À travers son ouvrage, Mathieu Rivat veut montrer que c’est à l’échelle locale qu’une action concrète contre le réchauffement climatique peut être mise en place, mais qu’il est nécessaire d’avoir une dimension internationale pour pouvoir vraiment avoir un impact marquant. Ainsi, c’est en enrichissant l’ouvrage d’exemples étrangers que l’auteur explique la portée et l’ambition de certains mouvements sociaux, qui ont permis à des personnalités comme Ada Colau de remporter la mairie de Barcelone. C’est dans les entretiens avec Anne Hidalgo (maire de Paris), Éric Piolle (maire de Grenoble), Jean-François Caron (maire de Loos-en-Gohelle) ou Jean-Claude Mensch (maire d’Ungersheim) qu’on retrouve la définition du rôle de l’élu·e, et de la personnalité politique. La collectivité locale, représentée par le maire, doit venir en soutien des projets émanant des citoyens, aussi bien en milieu rural qu’en milieu urbain.

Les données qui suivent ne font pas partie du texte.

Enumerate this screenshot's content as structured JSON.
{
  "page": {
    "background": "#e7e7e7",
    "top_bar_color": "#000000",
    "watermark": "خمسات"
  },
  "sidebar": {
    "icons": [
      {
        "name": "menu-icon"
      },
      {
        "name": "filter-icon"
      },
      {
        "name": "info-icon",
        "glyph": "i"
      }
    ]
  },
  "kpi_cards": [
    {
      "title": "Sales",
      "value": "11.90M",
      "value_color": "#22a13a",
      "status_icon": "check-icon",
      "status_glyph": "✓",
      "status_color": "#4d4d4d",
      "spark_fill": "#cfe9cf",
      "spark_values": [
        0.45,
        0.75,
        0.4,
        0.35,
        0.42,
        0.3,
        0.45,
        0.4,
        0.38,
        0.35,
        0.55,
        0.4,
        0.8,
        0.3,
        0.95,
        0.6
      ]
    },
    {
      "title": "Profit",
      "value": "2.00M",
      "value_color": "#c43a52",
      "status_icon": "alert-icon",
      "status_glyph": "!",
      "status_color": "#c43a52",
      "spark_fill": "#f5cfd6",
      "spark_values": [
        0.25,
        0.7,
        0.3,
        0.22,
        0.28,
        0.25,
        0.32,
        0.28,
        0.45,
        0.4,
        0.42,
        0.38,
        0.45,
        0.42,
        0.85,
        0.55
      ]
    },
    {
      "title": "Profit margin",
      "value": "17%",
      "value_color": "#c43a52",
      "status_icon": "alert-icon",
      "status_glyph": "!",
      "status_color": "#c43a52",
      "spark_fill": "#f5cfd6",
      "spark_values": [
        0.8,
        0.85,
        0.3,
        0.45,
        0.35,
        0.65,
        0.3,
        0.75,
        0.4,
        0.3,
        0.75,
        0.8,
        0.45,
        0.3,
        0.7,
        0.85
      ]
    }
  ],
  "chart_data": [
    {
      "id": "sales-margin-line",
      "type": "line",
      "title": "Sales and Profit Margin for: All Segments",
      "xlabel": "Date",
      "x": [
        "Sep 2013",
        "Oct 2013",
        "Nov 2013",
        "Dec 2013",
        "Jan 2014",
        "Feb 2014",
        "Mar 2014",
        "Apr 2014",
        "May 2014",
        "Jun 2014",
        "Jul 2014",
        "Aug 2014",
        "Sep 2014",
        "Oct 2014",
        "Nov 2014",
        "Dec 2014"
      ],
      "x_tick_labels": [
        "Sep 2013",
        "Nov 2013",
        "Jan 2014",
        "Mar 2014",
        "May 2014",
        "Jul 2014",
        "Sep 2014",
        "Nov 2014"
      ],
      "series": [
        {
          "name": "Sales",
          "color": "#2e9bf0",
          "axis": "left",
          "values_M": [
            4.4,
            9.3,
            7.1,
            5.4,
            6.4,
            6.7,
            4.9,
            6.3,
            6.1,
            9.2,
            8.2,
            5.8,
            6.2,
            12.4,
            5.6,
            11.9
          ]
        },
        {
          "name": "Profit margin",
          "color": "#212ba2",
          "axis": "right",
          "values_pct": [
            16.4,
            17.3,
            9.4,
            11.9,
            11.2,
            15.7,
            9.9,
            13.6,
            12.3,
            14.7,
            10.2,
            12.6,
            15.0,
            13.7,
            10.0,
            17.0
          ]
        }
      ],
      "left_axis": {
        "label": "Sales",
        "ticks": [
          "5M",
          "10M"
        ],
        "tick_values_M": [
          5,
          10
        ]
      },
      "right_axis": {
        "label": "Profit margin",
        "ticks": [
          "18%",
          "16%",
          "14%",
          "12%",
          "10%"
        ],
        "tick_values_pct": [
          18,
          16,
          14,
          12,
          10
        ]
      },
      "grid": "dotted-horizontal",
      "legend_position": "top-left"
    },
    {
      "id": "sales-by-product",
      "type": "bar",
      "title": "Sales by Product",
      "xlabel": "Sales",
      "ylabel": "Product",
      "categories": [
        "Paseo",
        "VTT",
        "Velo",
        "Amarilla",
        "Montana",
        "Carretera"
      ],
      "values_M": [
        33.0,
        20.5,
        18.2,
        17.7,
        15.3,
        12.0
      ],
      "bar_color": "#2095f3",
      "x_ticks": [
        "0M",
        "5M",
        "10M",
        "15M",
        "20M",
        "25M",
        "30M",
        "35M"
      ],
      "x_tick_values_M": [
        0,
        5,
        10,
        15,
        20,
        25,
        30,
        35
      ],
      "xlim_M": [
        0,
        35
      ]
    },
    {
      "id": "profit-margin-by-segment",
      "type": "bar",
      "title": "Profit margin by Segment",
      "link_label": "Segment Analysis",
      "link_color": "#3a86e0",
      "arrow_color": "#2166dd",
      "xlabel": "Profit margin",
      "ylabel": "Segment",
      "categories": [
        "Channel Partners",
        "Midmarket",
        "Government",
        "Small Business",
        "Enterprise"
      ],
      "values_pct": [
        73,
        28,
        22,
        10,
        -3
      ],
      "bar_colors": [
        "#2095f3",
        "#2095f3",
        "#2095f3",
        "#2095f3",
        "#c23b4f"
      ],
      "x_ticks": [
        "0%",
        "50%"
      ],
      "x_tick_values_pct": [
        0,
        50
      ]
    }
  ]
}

La rencontre avec les maires de communes rurales rappelle que le maire joue aussi un rôle de moteur-motivateur dans ces initiatives. Ce n’est pas parce que la commune est faiblement peuplée qu’il sera plus simple de porter les projets jusqu’au bout. Les communes rurales ont également permis de montrer qu’elles peuvent montrer l’exemple, jouer un rôle de moteur, voire assurer le leadership dans la mise en place de certaines initiatives, tel le ramassage des ordures ménagères. Au sujet des communes en milieu rural, il est aussi important de montrer l’effet de la création des intercommunalités sur le(s) territoire(s) communal(ux) et les bénéfices que ces dernières tirent des initiatives locales, alors que l’inverse n’est pas toujours vrai.

Le récit de chacune de ces six communes permet de valoriser un ou plusieurs projets portés ou soutenus soit par les maires soit par les habitants. Cependant, l’ouvrage montre également la nécessité des maires d’aller vers leurs habitants et de mettre en place (si ce n’est déjà fait) des initiatives ou démarches pour promouvoir et assurer la participation citoyenne aux débats publics, ainsi que de répondre aux attentes environnementales pour lesquelles ils/elles ont été élu·es. Dans le cadre de ce compte-rendu, il est particulièrement intéressant de se pencher sur les quatre dernières communes, Loos-en-Gohelle, Ungersheim, Grenoble et Paris, puisqu’elles sont en milieu urbain ou périurbain.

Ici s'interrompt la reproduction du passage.